La province voisine du Kasaï-Central n'est pas épargnée. Assise sur les genoux de sa mère, la petite Jeannette Kabuma avale la bouillie nutritionnelle que distribue une infirmière à la vingtaine d'enfants venus en consultation dans un centre de santé de Kananga, capitale provinciale.
A un an, Jeannette pèse 5,4 kg (contre 7 à 11 kilos en moyenne à cet âge). Le diagnostic est sans appel: "malnutrition aiguë sévère", constate l'infirmière, Maman Denise.
Chenilles et arachides
Au centre de santé de Kamayi, d'octobre 2020 à mars 2021, 74 enfants malnutris ont été pris en charge. Seuls 47 ont été déclarés guéris.
Anto Kalonga, 23 ans, y est arrivé avec trois enfants sous les bras. Deux ont des ventres gonflés par les œdèmes, cheveux jaunis et cassants; le troisième, lui aussi bien amaigri, semble avoir du mal à respirer. "Il n'a même plus la force de pleurer", s'afflige sa mère.

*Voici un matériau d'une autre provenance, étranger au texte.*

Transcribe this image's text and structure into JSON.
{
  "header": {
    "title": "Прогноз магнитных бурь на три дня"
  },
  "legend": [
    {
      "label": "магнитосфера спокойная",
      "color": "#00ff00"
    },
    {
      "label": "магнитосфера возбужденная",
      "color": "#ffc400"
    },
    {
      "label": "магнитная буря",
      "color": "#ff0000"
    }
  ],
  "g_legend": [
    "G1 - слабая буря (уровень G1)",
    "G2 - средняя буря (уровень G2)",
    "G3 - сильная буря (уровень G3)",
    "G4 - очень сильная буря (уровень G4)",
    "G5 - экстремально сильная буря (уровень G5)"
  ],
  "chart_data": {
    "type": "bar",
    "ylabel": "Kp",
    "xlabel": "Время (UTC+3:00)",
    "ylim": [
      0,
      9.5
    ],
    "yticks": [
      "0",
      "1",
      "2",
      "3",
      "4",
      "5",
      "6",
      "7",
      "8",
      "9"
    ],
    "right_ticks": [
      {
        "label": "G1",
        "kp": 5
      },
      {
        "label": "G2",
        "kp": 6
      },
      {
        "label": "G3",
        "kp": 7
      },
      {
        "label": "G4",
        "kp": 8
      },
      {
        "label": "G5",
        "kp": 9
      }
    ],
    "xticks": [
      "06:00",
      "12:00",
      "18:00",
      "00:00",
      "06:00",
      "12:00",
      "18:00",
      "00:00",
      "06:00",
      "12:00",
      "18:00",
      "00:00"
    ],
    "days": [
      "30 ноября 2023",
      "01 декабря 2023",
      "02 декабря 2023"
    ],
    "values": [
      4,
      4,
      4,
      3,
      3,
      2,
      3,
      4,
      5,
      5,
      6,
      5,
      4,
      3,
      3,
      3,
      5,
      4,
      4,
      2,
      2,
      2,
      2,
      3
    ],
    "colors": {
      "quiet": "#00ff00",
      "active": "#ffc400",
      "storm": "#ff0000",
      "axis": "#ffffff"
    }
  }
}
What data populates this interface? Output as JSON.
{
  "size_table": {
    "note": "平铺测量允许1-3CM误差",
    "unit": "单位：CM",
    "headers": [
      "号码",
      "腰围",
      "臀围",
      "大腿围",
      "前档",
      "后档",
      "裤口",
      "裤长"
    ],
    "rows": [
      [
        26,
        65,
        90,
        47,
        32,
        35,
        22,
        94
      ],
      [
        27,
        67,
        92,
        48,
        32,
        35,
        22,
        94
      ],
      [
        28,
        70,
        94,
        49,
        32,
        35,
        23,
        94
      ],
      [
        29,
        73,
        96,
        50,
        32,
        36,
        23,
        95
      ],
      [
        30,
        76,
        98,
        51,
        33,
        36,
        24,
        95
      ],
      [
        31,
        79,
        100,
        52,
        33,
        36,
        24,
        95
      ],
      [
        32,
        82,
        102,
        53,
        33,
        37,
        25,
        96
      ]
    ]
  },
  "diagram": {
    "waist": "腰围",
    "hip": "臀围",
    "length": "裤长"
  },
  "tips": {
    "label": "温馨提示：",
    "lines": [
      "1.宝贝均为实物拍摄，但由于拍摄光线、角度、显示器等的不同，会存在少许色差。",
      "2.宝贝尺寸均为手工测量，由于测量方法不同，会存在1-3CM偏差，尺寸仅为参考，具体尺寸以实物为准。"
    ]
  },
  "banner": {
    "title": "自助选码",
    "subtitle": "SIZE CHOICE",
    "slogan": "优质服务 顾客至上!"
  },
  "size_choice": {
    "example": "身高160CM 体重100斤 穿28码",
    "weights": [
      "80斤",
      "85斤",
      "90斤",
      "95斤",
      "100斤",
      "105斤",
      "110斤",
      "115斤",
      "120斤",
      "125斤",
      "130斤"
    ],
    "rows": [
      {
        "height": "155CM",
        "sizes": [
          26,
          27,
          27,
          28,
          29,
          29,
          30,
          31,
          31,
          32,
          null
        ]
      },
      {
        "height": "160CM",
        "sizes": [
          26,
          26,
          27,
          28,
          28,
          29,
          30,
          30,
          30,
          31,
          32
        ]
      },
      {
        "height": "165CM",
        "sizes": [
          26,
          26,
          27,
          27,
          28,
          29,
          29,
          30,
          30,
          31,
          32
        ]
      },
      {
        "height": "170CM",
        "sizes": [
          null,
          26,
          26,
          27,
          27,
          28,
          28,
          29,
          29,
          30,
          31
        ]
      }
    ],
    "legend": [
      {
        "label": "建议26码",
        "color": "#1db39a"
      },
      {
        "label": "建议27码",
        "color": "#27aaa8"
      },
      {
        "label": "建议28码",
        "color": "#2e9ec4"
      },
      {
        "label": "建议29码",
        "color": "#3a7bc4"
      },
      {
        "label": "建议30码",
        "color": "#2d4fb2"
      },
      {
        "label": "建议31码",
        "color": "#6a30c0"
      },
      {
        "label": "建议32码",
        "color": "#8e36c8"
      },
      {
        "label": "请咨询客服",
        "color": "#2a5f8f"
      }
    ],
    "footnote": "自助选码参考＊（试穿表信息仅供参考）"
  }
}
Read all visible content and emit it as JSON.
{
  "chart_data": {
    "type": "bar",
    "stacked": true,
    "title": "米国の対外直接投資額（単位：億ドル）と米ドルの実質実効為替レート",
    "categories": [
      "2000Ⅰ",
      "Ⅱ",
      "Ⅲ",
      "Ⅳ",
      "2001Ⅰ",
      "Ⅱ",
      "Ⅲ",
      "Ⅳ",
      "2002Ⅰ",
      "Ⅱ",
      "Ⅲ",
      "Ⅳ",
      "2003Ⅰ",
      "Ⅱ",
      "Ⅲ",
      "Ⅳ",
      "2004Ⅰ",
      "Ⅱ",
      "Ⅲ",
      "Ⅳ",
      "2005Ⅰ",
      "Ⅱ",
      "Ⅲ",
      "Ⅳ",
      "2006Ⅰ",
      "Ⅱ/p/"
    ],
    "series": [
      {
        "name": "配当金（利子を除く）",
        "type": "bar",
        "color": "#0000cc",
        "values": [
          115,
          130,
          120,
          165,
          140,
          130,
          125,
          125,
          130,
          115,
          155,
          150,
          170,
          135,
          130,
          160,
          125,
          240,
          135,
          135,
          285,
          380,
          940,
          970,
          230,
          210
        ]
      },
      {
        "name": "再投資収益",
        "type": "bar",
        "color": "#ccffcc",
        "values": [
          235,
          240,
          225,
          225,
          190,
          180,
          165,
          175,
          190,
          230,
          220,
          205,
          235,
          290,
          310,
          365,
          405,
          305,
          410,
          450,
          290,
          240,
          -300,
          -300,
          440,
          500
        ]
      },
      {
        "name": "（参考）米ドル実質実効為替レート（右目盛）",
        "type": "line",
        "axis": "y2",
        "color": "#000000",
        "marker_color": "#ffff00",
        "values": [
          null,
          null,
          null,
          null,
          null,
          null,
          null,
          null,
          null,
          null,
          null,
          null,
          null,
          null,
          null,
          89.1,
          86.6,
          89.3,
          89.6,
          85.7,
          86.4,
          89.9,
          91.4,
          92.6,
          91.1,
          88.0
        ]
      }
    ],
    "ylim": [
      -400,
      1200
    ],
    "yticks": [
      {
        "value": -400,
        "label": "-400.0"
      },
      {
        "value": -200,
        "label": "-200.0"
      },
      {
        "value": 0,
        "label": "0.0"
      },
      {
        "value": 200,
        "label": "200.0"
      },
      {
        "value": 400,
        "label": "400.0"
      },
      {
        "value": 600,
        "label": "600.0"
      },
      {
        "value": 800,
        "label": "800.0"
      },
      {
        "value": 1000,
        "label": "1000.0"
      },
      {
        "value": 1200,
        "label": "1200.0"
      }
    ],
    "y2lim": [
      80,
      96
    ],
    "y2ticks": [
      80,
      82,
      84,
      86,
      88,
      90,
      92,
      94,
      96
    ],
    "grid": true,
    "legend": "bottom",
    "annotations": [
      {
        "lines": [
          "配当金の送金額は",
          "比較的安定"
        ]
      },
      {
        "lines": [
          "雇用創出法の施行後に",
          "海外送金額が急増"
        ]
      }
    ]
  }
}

Dans ces deux centres de santé soutenus par l'Unicef, on apprend aux femmes la préparation de la bouillie à base d'aliments locaux, maïs, arachides, chenilles, huile de palme...
"Lorsqu'un projet s'arrête, la situation retombe dans cette zone où la population agricole a vieilli", estime Élie Mayiza Bamvangila de l'Unicef à Kananga.
"Le retour des déplacés devient un poids pour la communauté", ajoute-t-il. En périphérie de la ville, plus de 2.200 ménages sont installés dans un camp des déplacés, cicatrice du conflit de 2016-17.
Depuis 2019, Vanessa Zawadi, responsable de l'ONG Woman for peace and dignity (WPD) emploie les mères des enfants malnutris dans ses champs.
"Chaque jour j'achetais un ou deux cercueils pour enterrer les enfants malnutris. Les parents voulaient que je sois comme les organismes qui distribuent à manger (...) je leur ai fait prendre conscience de l'importance de s'engager dans les activités agricoles et la pisciculture", explique Mme Zawadi.